The hydraulic mill is consists of two main part; servo valve and hydraulic cylinder.

We will consider flow-control servo valve. The dynamics of the servo valve is $$$$\label{1}\tag{1} Q_s=C_Q\pi dx\sqrt{\frac{2}{\rho}(P_s-P_1)}$$$$ Here,

• $$Q_s$$=supply flow,
• $$C_Q$$=flow coefficient,
• $$\rho$$=oil density,
• $$x$$=servo-valve displacement,
• $$P_s$$=supply pressure,
• $$P_1$$=output pressure of the valve.

The equation for the flow of oil to the hydraulic cylinder, $$$$\label{2}\tag{2}Q_s=a\dot{y}+\frac{V_1}{\beta}\dot{P_1}$$$$ Here,

• $$a$$=area of the cylinder,
• $$y$$=hydraulic piston displacement,
• $$V_1$$=volume of the primary side of the cylinder,
• $$\beta$$=bulk modulus of the oil,
• $$P_1$$=cylinder pressure on primary side.

Schematic: Hydraulic servo system

Equation \eqref{1} needs to be linearized for both input-flow & output-flow to the cylinder according to valve displacement $$x$$.

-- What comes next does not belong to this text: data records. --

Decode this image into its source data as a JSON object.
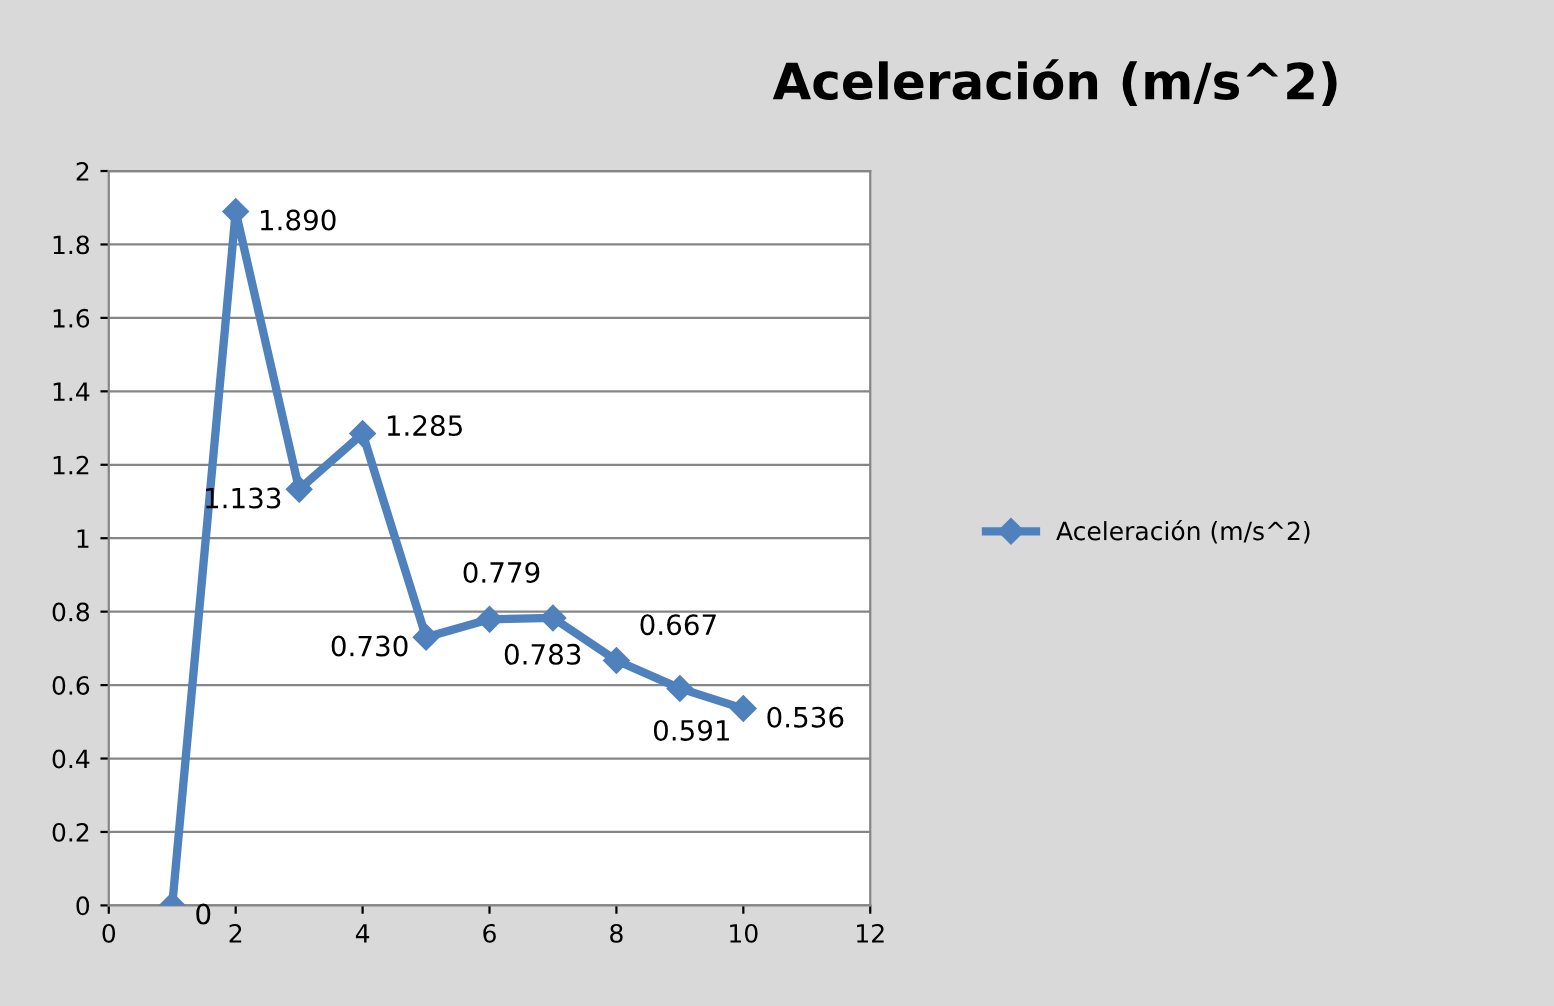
{
  "chart_data": {
    "type": "line",
    "title": "Aceleración (m/s^2)",
    "x": [
      1,
      2,
      3,
      4,
      5,
      6,
      7,
      8,
      9,
      10
    ],
    "series": [
      {
        "name": "Aceleración (m/s^2)",
        "color": "#4f81bd",
        "values": [
          0,
          1.89,
          1.133,
          1.285,
          0.73,
          0.779,
          0.783,
          0.667,
          0.591,
          0.536
        ],
        "value_labels": [
          "0",
          "1.890",
          "1.133",
          "1.285",
          "0.730",
          "0.779",
          "0.783",
          "0.667",
          "0.591",
          "0.536"
        ]
      }
    ],
    "xlim": [
      0,
      12
    ],
    "xticks": [
      0,
      2,
      4,
      6,
      8,
      10,
      12
    ],
    "ylim": [
      0,
      2
    ],
    "yticks": [
      0,
      0.2,
      0.4,
      0.6,
      0.8,
      1,
      1.2,
      1.4,
      1.6,
      1.8,
      2
    ],
    "grid": "y",
    "legend": "right",
    "marker": "diamond",
    "line_style": "solid"
  }
}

Help me find the ODE for rate of change in cylinder Pressure $$\dot{P_1}$$ and $$\dot{P_2}$$.

Assuming an operating point at $$x_0,P_{s_0},P_{1_0}$$ we have
regarding $$K_0x\sqrt{P_s-P_1}$$
$$K_0 x \sqrt{P_s-P_1} = K_0 x_0\sqrt{P_{s_0}-P_{1_0}}+K_0\sqrt{P_{s_0}-P_{1_0}} (x-x_0)-\frac{K_0 x_0 (P_1-P_{1_0})}{2 \sqrt{P_{s_0}-P_{1_0}}}+\frac{K_0 x_0 (P_s-P_{s_0})}{2 \sqrt{P_{s_0}-P_{1_0}}}+O_1(|x-x_0|^2)+O_2(|P_s-P_{s_0}|^2)+O_3(|P_1-P_{1_0}|^2)$$
$$a\dot{y}+\frac{V_1}{\beta}\dot{P_1} = K_0 x_0\sqrt{P_{s_0}-P_{1_0}}+K_0\sqrt{P_{s_0}-P_{1_0}} (x-x_0)-\frac{K_0 x_0 (P_1-P_{1_0})}{2 \sqrt{P_{s_0}-P_{1_0}}}+\frac{K_0 x_0 (P_s-P_{s_0})}{2 \sqrt{P_{s_0}-P_{1_0}}}$$